I was invited as the Democratic minority witness. My central point was that regardless of how the next pandemic originates, this administration has made the United States less prepared.
They have cut funding, dismantled public health infrastructure at the federal and state levels, destroyed the CDC’s scientific credibility, promoted anti-vaccine misinformation, and destabilized the FDA’s regulatory environment. They have also pulled funding from mRNA vaccine development and cut NIH grants.
As a result, scientific innovation is being undermined. The tools we will need for the next pandemic may not be developed in the United States, and we may not have access to them when we need them.
This hearing became one of the only opportunities for Democrats to publicly document the damage being done, because Republicans have refused to bring Secretary Kennedy in for oversight testimony.
BM: To what extent do you think the COVID pandemic itself shaped the current anti–public health sentiment?
FH: It had a profound impact. It occurred in a media environment where misinformation spreads rapidly. The anti-vaccine movement used the pandemic to expand its reach and recruit supporters.
COVID accelerated these dynamics to the point where we now have federal leadership actively working to dismantle the immunization schedule. The hepatitis B birth dose is only the beginning. Much more is coming.
BM: Do you want to share what you see as the next steps or strategies RFK Jr. might employ?
FH: One major concern is changes to the Vaccine Injury Compensation Program. If conditions like autism are added as compensable injuries, manufacturers will leave the US market. Vaccines will simply become unavailable.
Another possibility is bypassing ACIP entirely by adopting another country’s vaccine schedule, such as Denmark’s. That would eliminate access to several vaccines currently used in the United States.
They are also laying the groundwork to challenge aluminum adjuvants—another well-studied component—creating doubt and instability that further undermines vaccine confidence.
Even discussing these issues publicly from a federal platform drives vaccination rates down.
BM: So even if legal structures remain intact, the practical effect is vaccine unavailability?
FH: Exactly.

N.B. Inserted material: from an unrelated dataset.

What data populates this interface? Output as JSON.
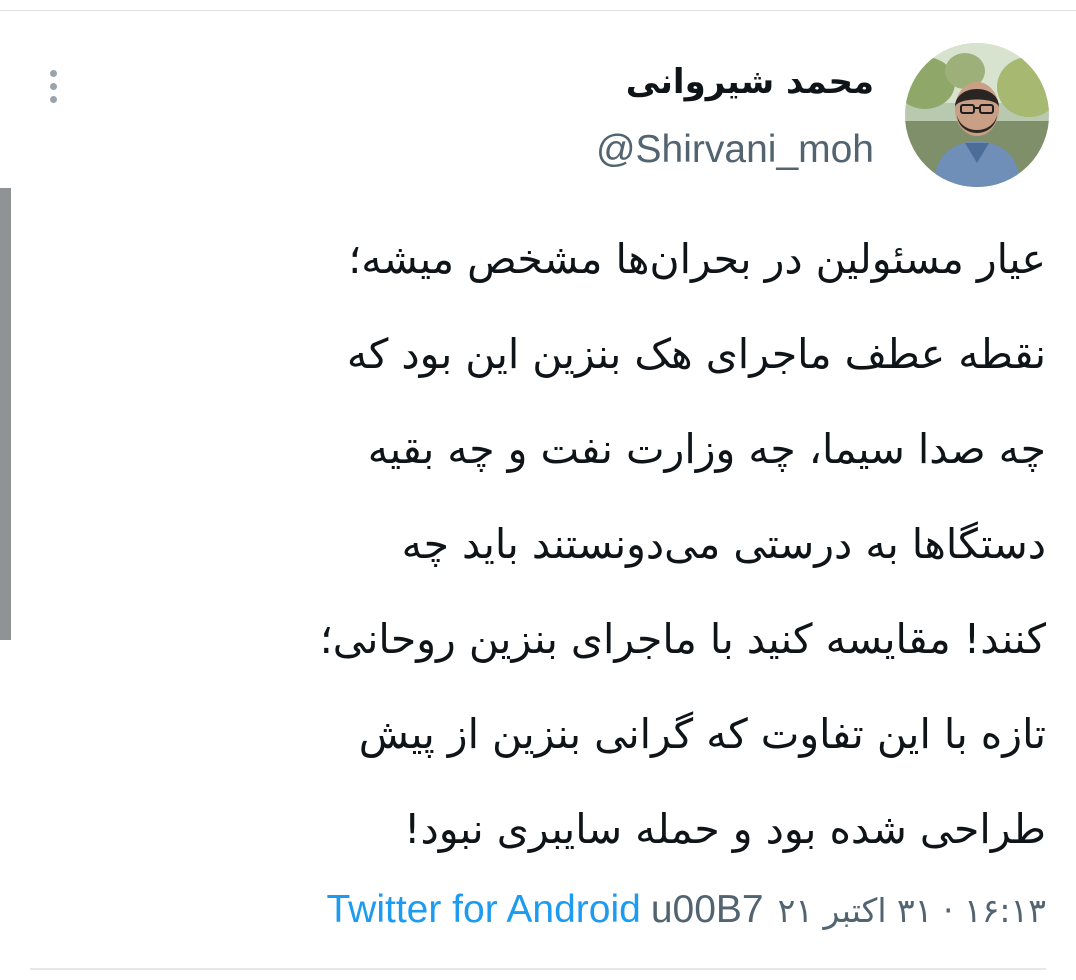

Any requirement to redesign vaccines—removing adjuvants, separating combination vaccines—would take decades of development and clinical trials. It is unnecessary and would severely restrict access.

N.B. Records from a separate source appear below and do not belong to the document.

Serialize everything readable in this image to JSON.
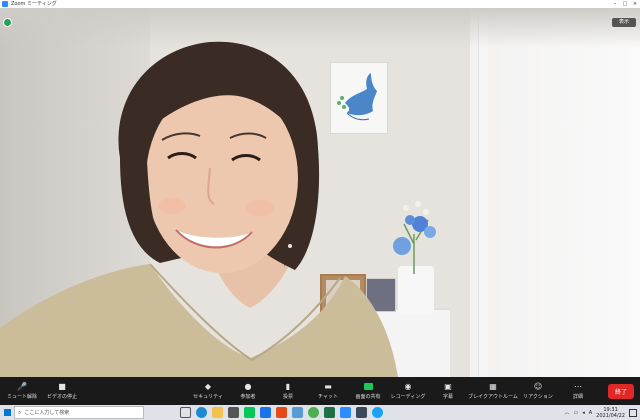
{
  "window": {
    "title": "Zoom ミーティング",
    "minimize": "–",
    "maximize": "□",
    "close": "×"
  },
  "overlay": {
    "view_label": "表示"
  },
  "toolbar": {
    "mute": "ミュート解除",
    "video": "ビデオの停止",
    "security": "セキュリティ",
    "participants": "参加者",
    "participants_count": "1",
    "polls": "投票",
    "chat": "チャット",
    "share": "画面の共有",
    "record": "レコーディング",
    "captions": "字幕",
    "breakout": "ブレイクアウトルーム",
    "reactions": "リアクション",
    "more": "詳細",
    "end": "終了"
  },
  "taskbar": {
    "search_placeholder": "ここに入力して検索",
    "ime": "A",
    "time": "19:31",
    "date": "2021/04/22"
  },
  "colors": {
    "accent": "#2d8cff",
    "end": "#e02828",
    "share": "#23c55a",
    "toolbar_bg": "#1a1a1a"
  }
}
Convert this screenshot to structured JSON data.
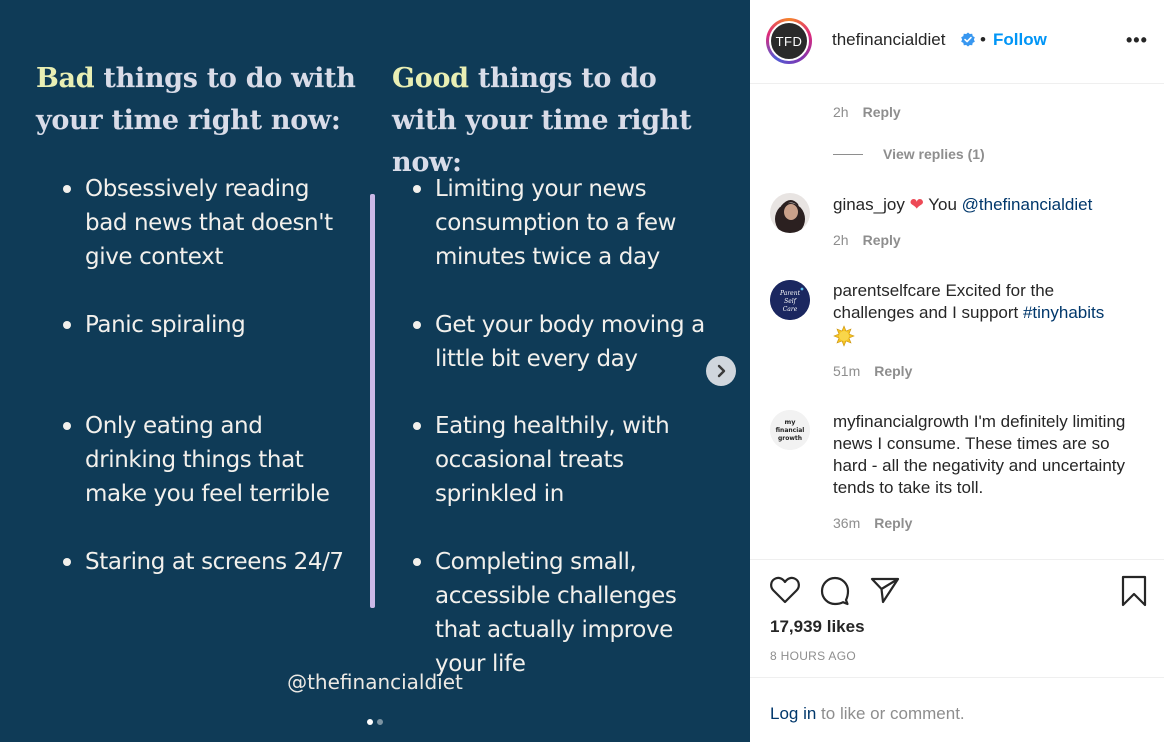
{
  "post": {
    "left_heading": {
      "accent": "Bad",
      "rest": " things to do with your time right now:"
    },
    "right_heading": {
      "accent": "Good",
      "rest": " things to do with your time right now:"
    },
    "bad_items": [
      "Obsessively reading bad news that doesn't give context",
      "Panic spiraling",
      "Only eating and drinking things that make you feel terrible",
      "Staring at screens 24/7"
    ],
    "good_items": [
      "Limiting your news consumption to a few minutes twice a day",
      "Get your body moving a little bit every day",
      "Eating healthily, with occasional treats sprinkled in",
      "Completing small, accessible challenges that actually improve your life"
    ],
    "watermark": "@thefinancialdiet",
    "carousel": {
      "total": 2,
      "active": 1
    },
    "colors": {
      "background": "#0f3b57",
      "divider": "#cbb9e8",
      "accent": "#e9efb4"
    }
  },
  "header": {
    "avatar_text": "TFD",
    "username": "thefinancialdiet",
    "separator": "•",
    "follow_label": "Follow",
    "more_label": "•••"
  },
  "comments": {
    "first_meta": {
      "time": "2h",
      "reply": "Reply"
    },
    "view_replies": "View replies (1)",
    "items": [
      {
        "user": "ginas_joy",
        "text": " You ",
        "mention": "@thefinancialdiet",
        "emoji": "heart",
        "time": "2h",
        "reply": "Reply"
      },
      {
        "user": "parentselfcare",
        "text": " Excited for the challenges and I support ",
        "mention": "#tinyhabits",
        "emoji": "sun",
        "time": "51m",
        "reply": "Reply",
        "avatar_text": "Parent Self Care"
      },
      {
        "user": "myfinancialgrowth",
        "text": " I'm definitely limiting news I consume. These times are so hard - all the negativity and uncertainty tends to take its toll.",
        "time": "36m",
        "reply": "Reply",
        "avatar_text": "my financial growth"
      }
    ]
  },
  "actions": {
    "icons": [
      "heart-icon",
      "comment-icon",
      "share-icon",
      "bookmark-icon"
    ],
    "likes": "17,939 likes",
    "time_ago": "8 HOURS AGO"
  },
  "login": {
    "link": "Log in",
    "rest": " to like or comment."
  }
}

These discussions themselves undermine trust. Regardless of what policies are ultimately enacted, the damage is already being done.
BM: A final comment. What would you like to say to the public?
FH: Public health and vaccines are not partisan issues. Vaccines are among the most effective tools we have in order to prevent infectious disease.
This administration is doing enormous harm to scientific, medical and public health institutions, and it will cost lives. Secretary Kennedy must be removed. If he remains in this role, more Americans will die, and we risk the return of diseases we have not seen in decades.
If another pandemic were to occur now, the consequences would be catastrophic.